A icterícia (amarelamento
da pele) é causada pelo acúmulo de bilirrubina no sangue, sendo que a
bilirrubina é produzida a partir da hemoglobina no fígado do recém-nascido.
Dessa forma, toda hemoglobina liberada pela destruição das hemácias é
convertida em bilirrubina, tornando a pele do bebê amarelada. Para compensar a
falta de hemácias no sangue devido à sua destruição, a medula óssea então passa
a liberar hemácias imaturas conhecidas como eritroblastos. Um quadro clínico de
icterícia, anemia e eritroblastos circulantes é um forte indicativo de Doença
Hemolítica do Recém-Nascido.
Mas, enfim, todo bebê Rh+,
filho de mãe Rh- terá
DHRN? A resposta é não. Hoje em dia, a mulher Rh- que vai dar à luz a um bebê Rh+ recebe, no momento do parto, uma
injeção de anticorpos anti-Rh que destrói as hemácias Rh+ que se misturaram com o seu sangue,
evitando, assim, a formação de anticorpos anti-Rh.
PROBABILIDADE EM GENÉTICA
Vamos neste momento
lembrar um pouquinho das regras de probabilidade já discutidas durante o Ensino
Médio. Suponhamos que se jogue uma moeda para cima. Qual seria a probabilidade
de cair cara? Obviamente a resposta é que a chance é de 50% (ou irá cair cara ou
coroa). Jogando-se um dado, qual seria a probabilidade de cair o número 3?

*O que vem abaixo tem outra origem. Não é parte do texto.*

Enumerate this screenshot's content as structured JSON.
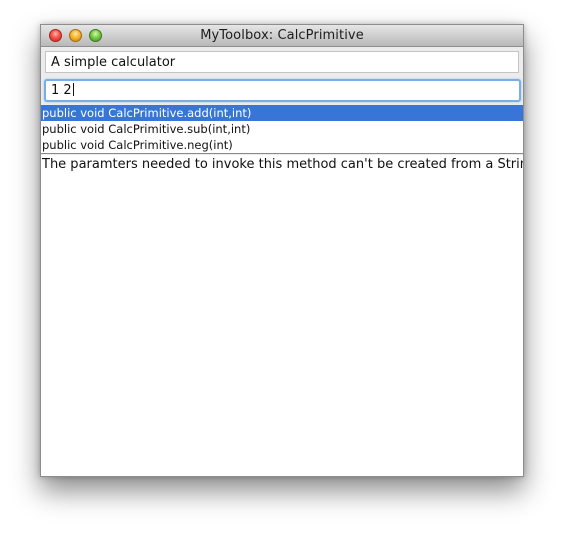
{
  "window": {
    "title": "MyToolbox: CalcPrimitive"
  },
  "description": {
    "value": "A simple calculator"
  },
  "input": {
    "value": "1 2"
  },
  "methods": [
    {
      "label": "public void CalcPrimitive.add(int,int)",
      "selected": true
    },
    {
      "label": "public void CalcPrimitive.sub(int,int)",
      "selected": false
    },
    {
      "label": "public void CalcPrimitive.neg(int)",
      "selected": false
    }
  ],
  "result": {
    "text": "The paramters needed to invoke this method can't be created from a String"
  },
  "colors": {
    "selection": "#3875d7",
    "focus_ring": "#7aaee6"
  }
}
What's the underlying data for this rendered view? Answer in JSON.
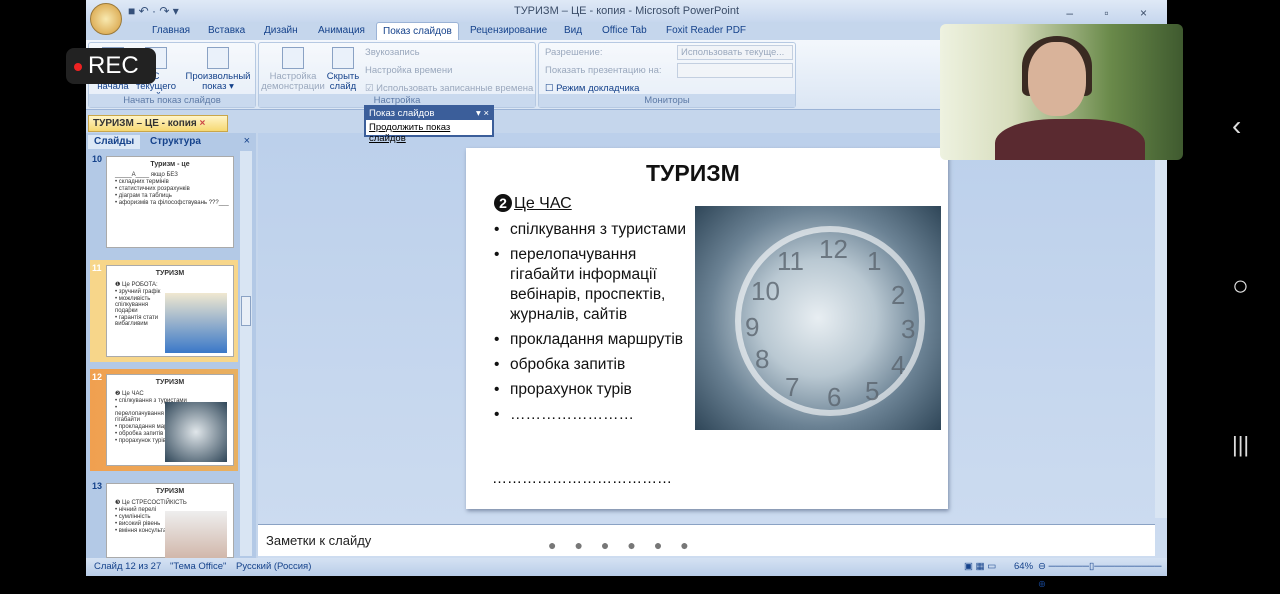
{
  "window": {
    "title": "ТУРИЗМ – ЦЕ - копия - Microsoft PowerPoint",
    "controls": "– ▫ ×"
  },
  "tabs": [
    "Главная",
    "Вставка",
    "Дизайн",
    "Анимация",
    "Показ слайдов",
    "Рецензирование",
    "Вид",
    "Office Tab",
    "Foxit Reader PDF"
  ],
  "ribbon": {
    "start_group": {
      "label": "Начать показ слайдов",
      "from_start": "С начала",
      "from_current": "С текущего слайда",
      "custom": "Произвольный показ ▾"
    },
    "setup_group": {
      "label": "Настройка",
      "setup": "Настройка демонстрации",
      "hide": "Скрыть слайд",
      "record": "Звукозапись",
      "timing": "Настройка времени",
      "use_timings": "Использовать записанные времена"
    },
    "monitors_group": {
      "label": "Мониторы",
      "resolution": "Разрешение:",
      "resolution_value": "Использовать текуще...",
      "show_on": "Показать презентацию на:",
      "presenter": "Режим докладчика"
    }
  },
  "float_toolbar": {
    "title": "Показ слайдов",
    "item": "Продолжить показ слайдов"
  },
  "doc_tab": "ТУРИЗМ – ЦЕ - копия",
  "panel": {
    "tabs": [
      "Слайды",
      "Структура"
    ],
    "thumbs": [
      {
        "num": "10",
        "title": "Туризм - це",
        "lines": [
          "_____А____ якщо БЕЗ",
          "• складних термінів",
          "• статистичних розрахунків",
          "• діаграм та таблиць",
          "• афоризмів та філософствувань ???___"
        ]
      },
      {
        "num": "11",
        "title": "ТУРИЗМ",
        "lines": [
          "❶ Це РОБОТА:",
          "• зручний графік",
          "• можливість спілкування подарки",
          "• гарантія стати вибагливим"
        ]
      },
      {
        "num": "12",
        "title": "ТУРИЗМ",
        "lines": [
          "❷ Це ЧАС",
          "• спілкування з туристами",
          "• перелопачування гігабайти",
          "• прокладання маршрутів",
          "• обробка запитів",
          "• прорахунок турів"
        ]
      },
      {
        "num": "13",
        "title": "ТУРИЗМ",
        "lines": [
          "❸ Це СТРЕСОСТІЙКІСТЬ",
          "• нічний перелі",
          "• сумлінність",
          "• високий рівень",
          "• вміння консультації"
        ]
      }
    ]
  },
  "slide": {
    "title": "ТУРИЗМ",
    "number": "2",
    "subtitle": "Це ЧАС",
    "bullets": [
      "спілкування з туристами",
      "перелопачування гігабайти інформації вебінарів, проспектів, журналів, сайтів",
      "прокладання маршрутів",
      "обробка запитів",
      "прорахунок турів",
      "……………………"
    ],
    "trailing": "………………………………",
    "clock_numbers": [
      "12",
      "1",
      "2",
      "3",
      "4",
      "5",
      "6",
      "7",
      "8",
      "9",
      "10",
      "11"
    ]
  },
  "notes": {
    "placeholder": "Заметки к слайду"
  },
  "status": {
    "slide": "Слайд 12 из 27",
    "theme": "\"Тема Office\"",
    "lang": "Русский (Россия)",
    "zoom": "64%"
  },
  "overlay": {
    "rec": "REC"
  },
  "android_nav": {
    "back": "‹",
    "home": "○",
    "recents": "|||"
  }
}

Nesse caso, a chance é de 1 em 6 (lembre-se que o dado tem 6 faces), ou seja,
1/6. Então, qual seria a chance de, jogando-se o dado, se obter um número par?
Bom, os números pares encontrados no dado são 2, 4 e 6, ou seja, existem 3
chances em 6, o que, simplificando, dá um valor igual a 2½ ou 50%.
Em genética, há a
necessidade de se saber qual a chance de se obter dois ou mais eventos
simultaneamente, como por exemplo, qual a chance de uma criança ser loira e de
olhos azuis. Nesse caso vamos conhecer duas regrinhas básicas em probabilidade:
a regra do e e a do ou.
Quando queremos saber a
probabilidade de dois eventos ocorrerem simultaneamente, como por exemplo, a
chance de uma criança ter olhos azuis e ser loira, usamos a multiplicação da
probabilidade de ocorrer cada evento.
Assim, se a chance de uma
criança ter olhos azuis é de ¼ e a chance de ter cabelos loiros é de ½, temos
que:
½ . ¼ = 1/8
assim, dividindo-se 1 por
8 temos 0,125. Multiplicando-se o resultado por 100 obtemos 12,5%.
Quando queremos saber a
probabilidade no qual aconteça um evento ou outro iremos somar as probabilidades.
Qual seria então, a chance da mesma criança ter olhos azuis ou cabelos loiros? Somando-se as
probabilidades, temos:
½ + ¼ = ¾
assim, dividindo-se 3 por
4 temos 0,75. Multiplicando-se esse resultado por 100 chegamos ao valor de 75%.